The NRL’s reduced interchange has had an immediate impact on the new season, with Brisbane coach Wayne Bennett making just two unforced substitutes in the first half of his season opener.
An injury to Jordan Kahu midway through the first half meant the supercoach had to burn an early interchange card in the opening 40 minutes of their 17-4 win over Parramatta.
But only two more changes were made before the break.
An interested onlooker, South Sydney coach Michael Maguire said the impact was evident on an Eels unit that was forced to do plenty of defending in the early stages of the match.
“I saw at times throughout the game there, you’ve got a lot of your forwards that have got to stay out there longer,” Maguire said ahead of his round one clash against the Sydney Roosters on Sunday.
“One of the teams there only made two interchanges in the first half, so that’s going to play its part for certain players and you could see that the outside backs of the Broncos came into the game at times.
“Those sorts of things are going to play a part as we go into the season.”

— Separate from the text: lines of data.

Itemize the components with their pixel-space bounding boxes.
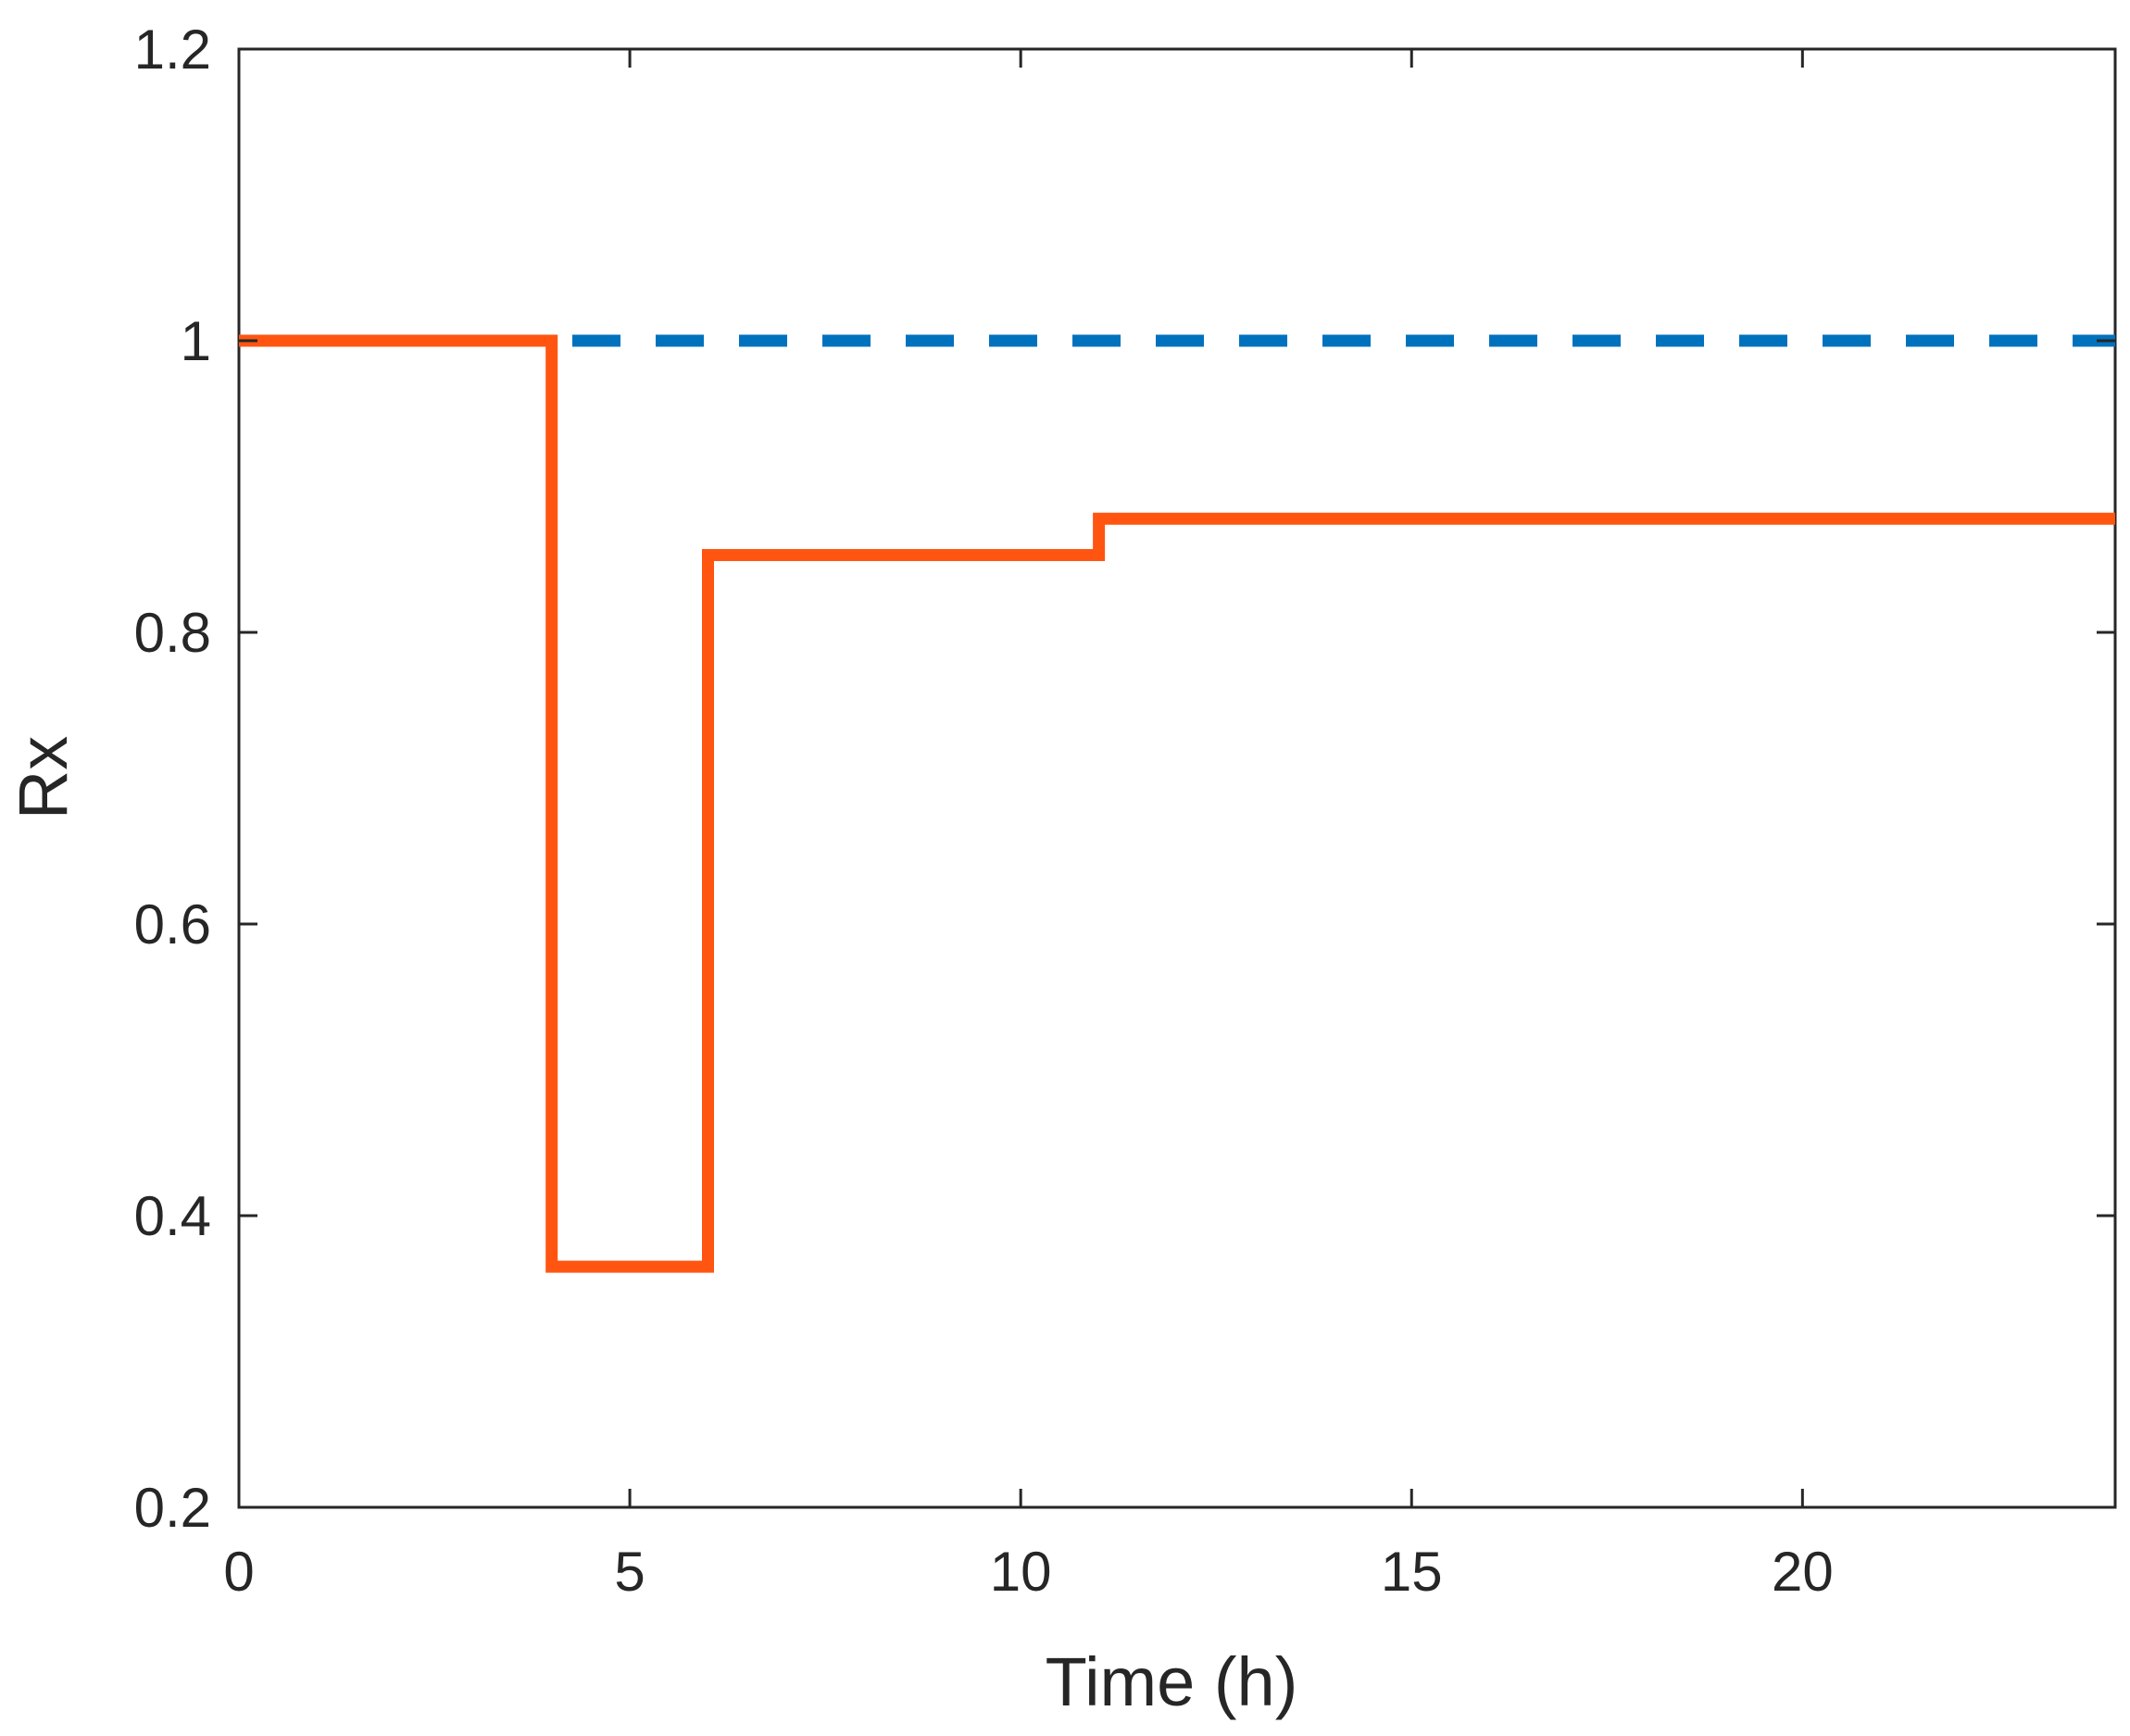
plot-area [237, 47, 2117, 1509]
x-axis-title: Time (h) [1046, 1643, 1298, 1720]
x-tick-label: 15 [1381, 1541, 1443, 1603]
y-tick-label: 0.6 [134, 893, 211, 955]
y-axis-title: Rx [5, 736, 81, 819]
x-tick-label: 10 [990, 1541, 1052, 1603]
y-tick-label: 0.8 [134, 602, 211, 664]
y-tick-label: 0.2 [134, 1477, 211, 1539]
series-layer [239, 334, 2115, 1273]
y-tick-label: 1 [181, 310, 211, 372]
y-tick-label: 0.4 [134, 1185, 211, 1247]
x-tick-label: 5 [614, 1541, 645, 1603]
tick-layer: 0 5 10 15 20 0.2 0.4 0.6 0.8 1 1.2 [134, 19, 2115, 1603]
x-tick-label: 20 [1772, 1541, 1834, 1603]
x-tick-label: 0 [223, 1541, 254, 1603]
y-tick-label: 1.2 [134, 19, 211, 81]
series-line-2 [239, 334, 2115, 1273]
axes-box [237, 47, 2117, 1509]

First half injuries to both Parramatta’s five-eighth Corey Norman and Kahu meant both coaches had to use one of their eight interchanges unexpectedly.
And the result was a combined 18 errors in the second half, almost double the total of the first half.
“We saw what (impact) it had, particularly when there’s a forced change. We lost Jordy Kahu there and had to be push (Alex Glenn) out into the centres and cover that way,” Broncos captain Corey Parker said.
“For our side in particular, we had the players and the dynamic that we can cover that. But when there is a forced change, it does throw a curveball at times.”
The Eels’ curveball had a lot more sting to it, forced to play second-rower Kenny Edwards at the critical second-receiver position in place of the injured Norman.
“It had an impact on us losing a half at halftime and putting a second rower out there, so it did affect us in terms of our tackles,” Parramatta coach Brad Arthur said.
“I thought we looked a little bit all over the shop with our attack and panicked a little bit and when we poked our nose through the line we were trying to force offloads.”
The NRL’s highly-anticipated refereeing bunker also debuted without a hitch, called on twice for tryscoring decisions and swiftly making the correct decision.